A stochastic gradient descent algorithm with random search directions
Eméric Gbaguidi
TL;DR
The paper tackles unconstrained finite-sum optimization and the cost of full gradient evaluations in high dimensions by introducing SCORS, a stochastic gradient method with random search directions, updating $X_{n+1}=X_n-\gamma_n D(V_{n+1})\nabla f_{U_{n+1}}(X_n)$ where $D(v)=vv^T$ and $E[D(V_{n+1})|\mathcal{F}_n]=\mathbf{I}_d$. Under mild smoothness and growth conditions, it proves almost-sure convergence with decreasing steps, establishes a central limit theorem with an asymptotic covariance $\Sigma=\int_0^\infty (e^{-(H-I_d/2)u})^T\Gamma e^{-(H-I_d/2)u}du$ and $\Gamma=\mathbb{E}[V V^T Q V V^T]$, and derives non-asymptotic $L^p$ rates $\mathbb{E}\|X_n-x^*\|^{2p}\le K_p/n^{p\alpha}$ for $\gamma_n=c/n^\alpha$, $\tfrac12<\alpha\le1$. Theoretical results depend on the search-direction distribution (uniform, non-uniform, Gaussian, spherical) via explicit $\Gamma$-forms, and numerical experiments on logistic regression corroborate the CLT and reveal practical performance trade-offs, with uniform directions often achieving the smallest asymptotic variance and superior per-iteration efficiency.
Abstract
Stochastic coordinate descent algorithms are efficient methods in which each iterate is obtained by fixing most coordinates at their values from the current iteration, and approximately minimizing the objective with respect to the remaining coordinates.
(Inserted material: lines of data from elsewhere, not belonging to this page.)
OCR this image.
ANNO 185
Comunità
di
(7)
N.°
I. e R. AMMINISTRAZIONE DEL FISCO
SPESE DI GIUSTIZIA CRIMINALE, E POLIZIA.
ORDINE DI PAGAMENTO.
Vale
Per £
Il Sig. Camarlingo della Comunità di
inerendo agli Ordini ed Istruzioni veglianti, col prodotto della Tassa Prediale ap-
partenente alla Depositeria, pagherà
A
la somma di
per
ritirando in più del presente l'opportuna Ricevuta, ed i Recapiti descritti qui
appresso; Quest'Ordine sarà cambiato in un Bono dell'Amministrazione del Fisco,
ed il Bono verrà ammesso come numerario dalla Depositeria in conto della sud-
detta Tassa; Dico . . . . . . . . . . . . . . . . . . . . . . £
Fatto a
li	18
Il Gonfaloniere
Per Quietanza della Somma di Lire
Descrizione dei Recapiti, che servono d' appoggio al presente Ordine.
However, this approach is usually restricted to canonical basis vectors of $\mathbb{R}^d$. In this paper, we develop a new class of stochastic gradient descent algorithms with random search directions which uses the directional derivative of the gradient estimate following more general random vectors. We establish the almost sure convergence of these algorithms with decreasing step. We further investigate their central limit theorem and pay particular attention to analyze the impact of the search distributions on the asymptotic covariance matrix. We also provide non-asymptotic $\mathbb{L}^p$ rates of convergence.